In Kaduna State, the DSFP has increasingly responded to this reality. The 5-year-long programme has evolved into a more deliberate effort to develop specialised technical expertise within the public sector. The introduction of specialization tracks in DSFP 4.0 marked a turning point. Fellows were no longer trained as broad generalists alone, but were guided into defined technical pathways aligned with real institutional needs.

This shift was driven by experience and advancement in AI. Earlier cohorts demonstrated that while foundational knowledge is important, the demands of modern governance require deeper, domain-specific competence. The impact of this shift became clear during the DSFP 4.0 cohort. Fellows who entered the specialization tracks began developing more focused technical expertise. Some worked on machine learning models to support predictive analysis. Others designed data pipelines capable of handling large datasets within institutional systems. GIS fellows explored spatial mapping techniques that could support planning and development initiatives.

Beyond technical growth, specialization also helped fellows discover clearer professional pathways. Instead of remaining broadly skilled but uncertain about their direction, participants were able to deepen their competence within defined domains.

Many graduates from this cohort have since applied these skills within government institutions, research projects, and technology organisations. Their work reflects a growing understanding that meaningful data impact often requires focused expertise.

The DSFP programme has evolved into a more deliberate effort to develop specialised technical expertise within the public sector… Fellows were no longer trained as broad generalists alone, but were guided into defined technical pathways aligned with real institutional needs.

Today, this model continues with the current cohort. The DSFP 5.0 fellowship has entered its specialization phase, a stage many fellows have been preparing for since the programme began. After months of foundational training in statistics, research methods, data management, and analytical tools, fellows have chosen their technical pathways. A fellow who once explored data broadly now begins to see themselves as a machine learning practitioner, data engineer, or geospatial analyst.

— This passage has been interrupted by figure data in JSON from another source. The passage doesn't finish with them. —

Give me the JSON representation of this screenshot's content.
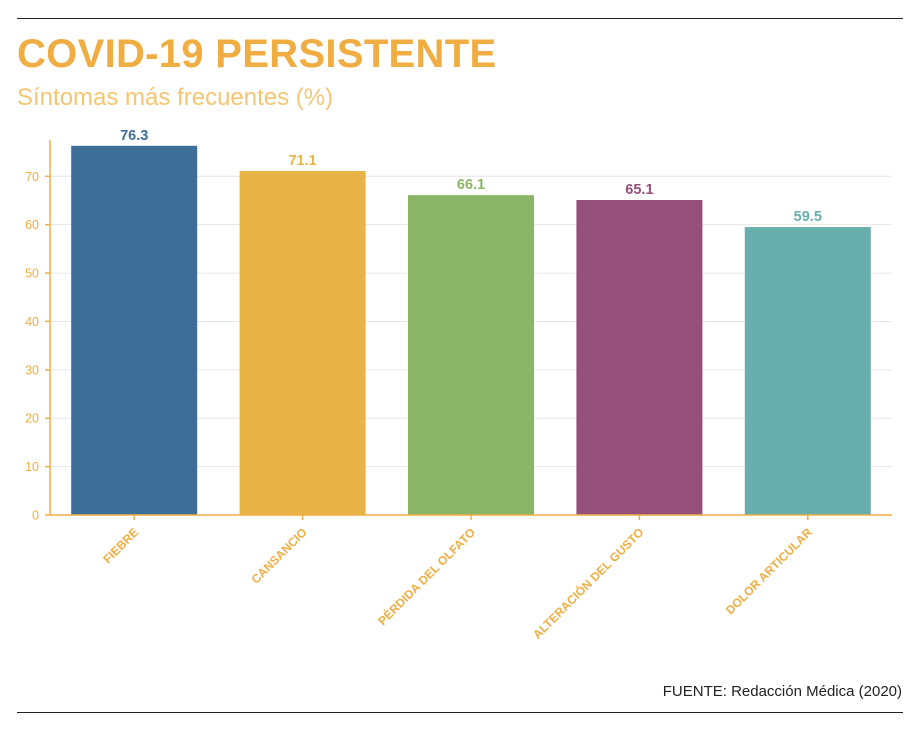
{
  "header": {
    "title": "COVID-19 PERSISTENTE",
    "subtitle": "Síntomas más frecuentes (%)"
  },
  "footer": {
    "source": "FUENTE: Redacción Médica (2020)"
  },
  "colors": {
    "accent": "#f0ad42",
    "bars": [
      "#3c6e98",
      "#e8b448",
      "#8bb566",
      "#944f7a",
      "#67afad"
    ],
    "grid": "#e6e6e6"
  },
  "chart_data": {
    "type": "bar",
    "title": "COVID-19 PERSISTENTE",
    "subtitle": "Síntomas más frecuentes (%)",
    "xlabel": "",
    "ylabel": "",
    "categories": [
      "FIEBRE",
      "CANSANCIO",
      "PÉRDIDA DEL OLFATO",
      "ALTERACIÓN DEL GUSTO",
      "DOLOR ARTICULAR"
    ],
    "values": [
      76.3,
      71.1,
      66.1,
      65.1,
      59.5
    ],
    "value_labels": [
      "76.3",
      "71.1",
      "66.1",
      "65.1",
      "59.5"
    ],
    "ylim": [
      0,
      77.5
    ],
    "yticks": [
      0,
      10,
      20,
      30,
      40,
      50,
      60,
      70
    ],
    "grid": true,
    "legend": "none"
  }
}
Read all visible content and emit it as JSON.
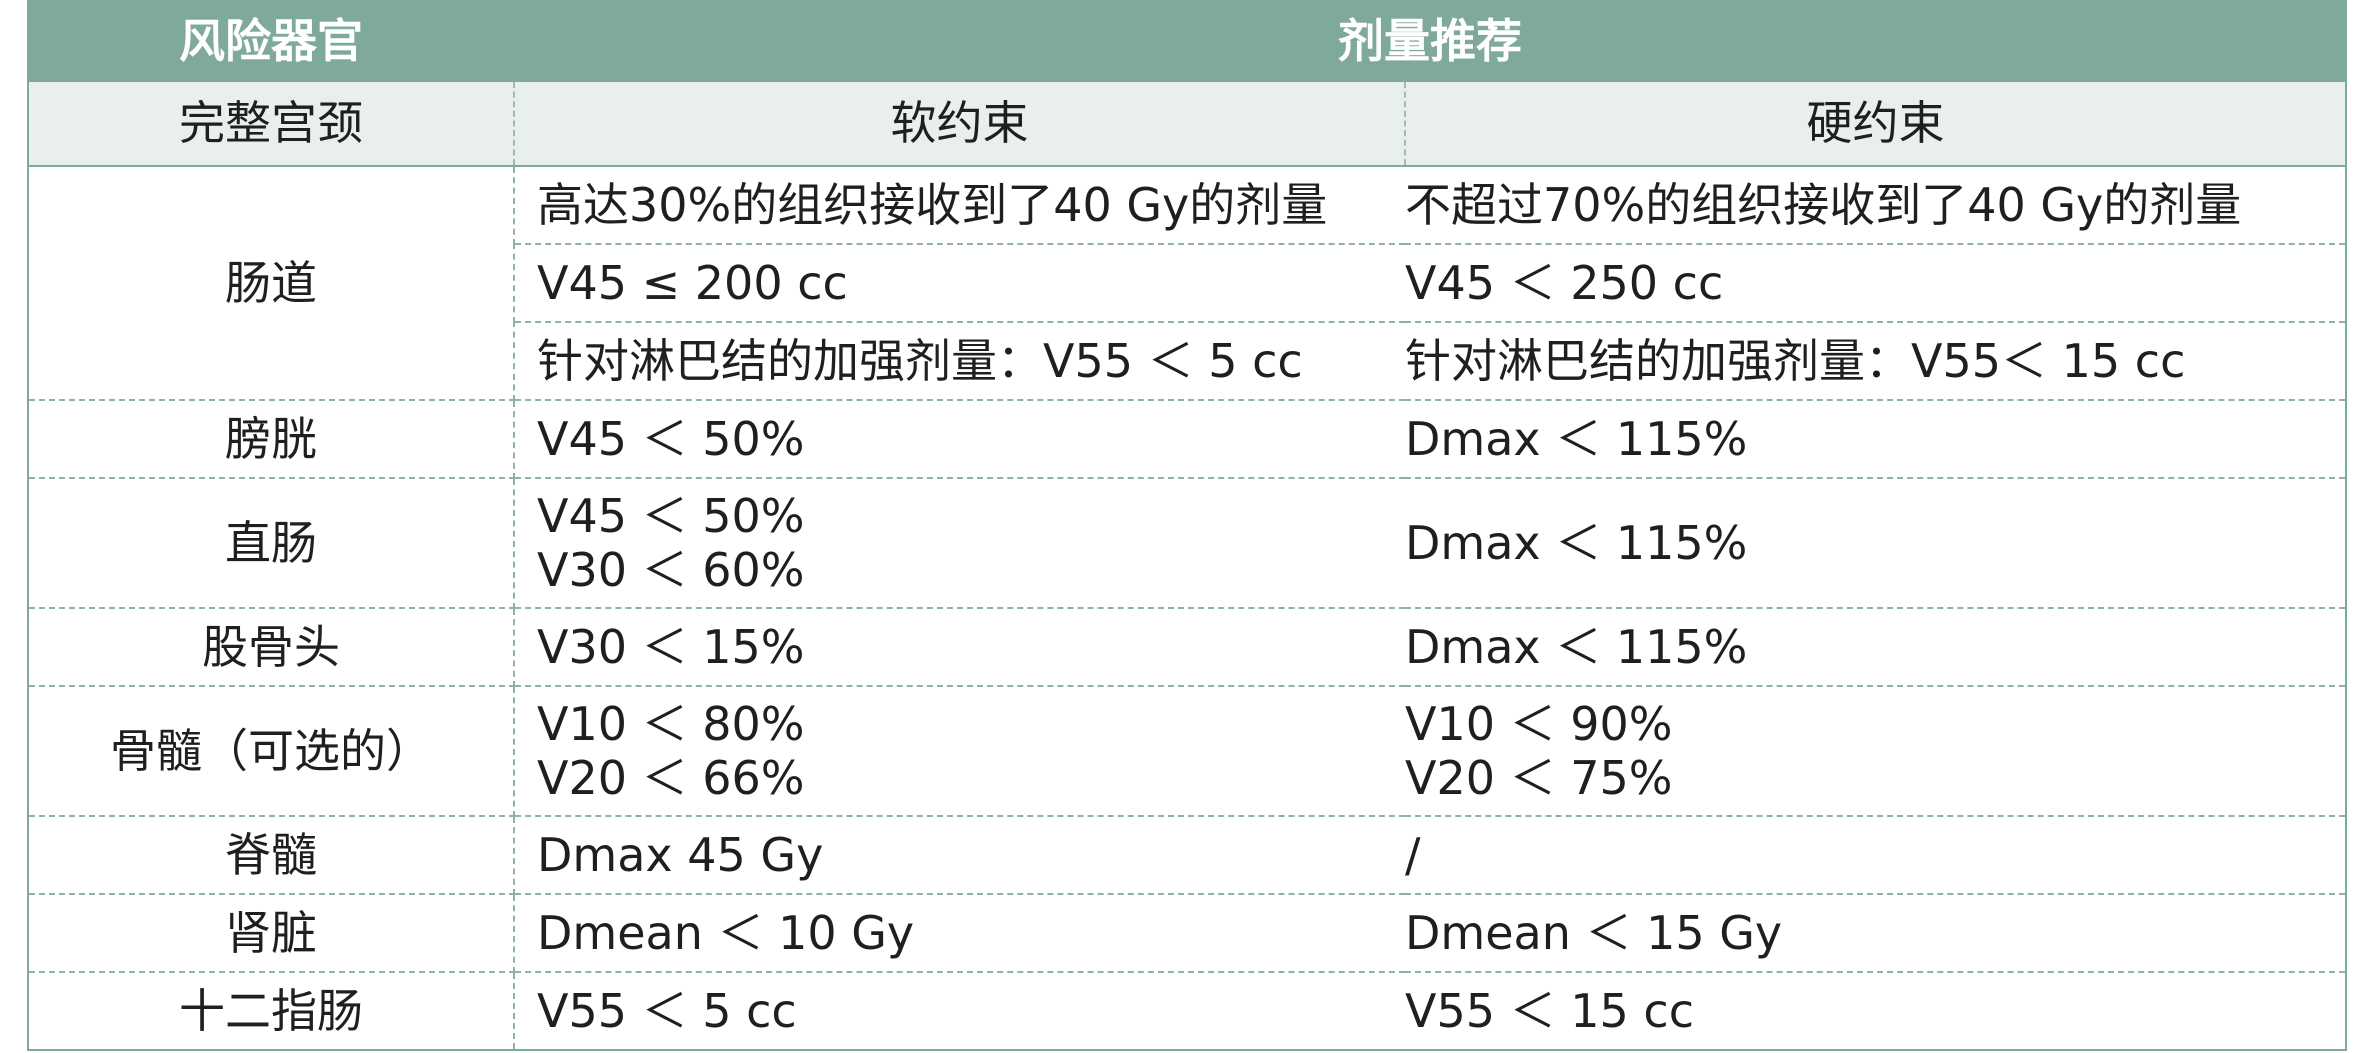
{
  "header": {
    "col1": "风险器官",
    "col2": "剂量推荐"
  },
  "subheader": {
    "col1": "完整宫颈",
    "col2": "软约束",
    "col3": "硬约束"
  },
  "rows": [
    {
      "organ": "肠道",
      "soft": [
        "高达30%的组织接收到了40 Gy的剂量"
      ],
      "hard": [
        "不超过70%的组织接收到了40 Gy的剂量"
      ]
    },
    {
      "soft": [
        "V45 ≤ 200 cc"
      ],
      "hard": [
        "V45 ＜ 250 cc"
      ]
    },
    {
      "soft": [
        "针对淋巴结的加强剂量：V55 ＜ 5 cc"
      ],
      "hard": [
        "针对淋巴结的加强剂量：V55＜ 15 cc"
      ]
    },
    {
      "organ": "膀胱",
      "soft": [
        "V45 ＜ 50%"
      ],
      "hard": [
        "Dmax ＜ 115%"
      ]
    },
    {
      "organ": "直肠",
      "soft": [
        "V45 ＜ 50%",
        "V30 ＜ 60%"
      ],
      "hard": [
        "Dmax ＜ 115%"
      ]
    },
    {
      "organ": "股骨头",
      "soft": [
        "V30 ＜ 15%"
      ],
      "hard": [
        "Dmax ＜ 115%"
      ]
    },
    {
      "organ": "骨髓（可选的）",
      "soft": [
        "V10 ＜ 80%",
        "V20 ＜ 66%"
      ],
      "hard": [
        "V10 ＜ 90%",
        "V20 ＜ 75%"
      ]
    },
    {
      "organ": "脊髓",
      "soft": [
        "Dmax 45 Gy"
      ],
      "hard": [
        "/"
      ]
    },
    {
      "organ": "肾脏",
      "soft": [
        "Dmean ＜ 10 Gy"
      ],
      "hard": [
        "Dmean ＜ 15 Gy"
      ]
    },
    {
      "organ": "十二指肠",
      "soft": [
        "V55 ＜ 5 cc"
      ],
      "hard": [
        "V55 ＜ 15 cc"
      ]
    }
  ],
  "colors": {
    "header_bg": "#7fa99d",
    "subheader_bg": "#e8efec",
    "grid": "#8fb1a7"
  }
}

The specialization phase also introduces deeper problem-solving. Fellows begin working with more advanced tools, engaging with real datasets, and building projects that reflect the complexity of challenges faced by public institutions. At this stage, the fellowship moves participants from learners to emerging specialists.

There are important lessons here for governments and development partners.

First, building a data culture requires more than awareness campaigns or short-term training programmes. It requires sustained investment in technical expertise.

Second, governments must recognise that data work involves multiple specialised disciplines. Analysts, engineers, and geospatial experts each play distinct roles within a functioning data ecosystem.

Third, specialization strengthens institutional capacity over time. When public institutions develop internal expertise rather than relying solely on external consultants, knowledge becomes embedded within the system. Programmes like DSFP demonstrate how governments can begin building these capabilities locally.

As the Kaduna State government continues its journey toward digital transformation, the importance of data will only grow. Yet the real question is not simply whether data is available. It is whether institutions have the people capable of interpreting, engineering, modelling, and mapping that data effectively. And in government offices where complex decisions must be made every day, that expertise may make all the difference.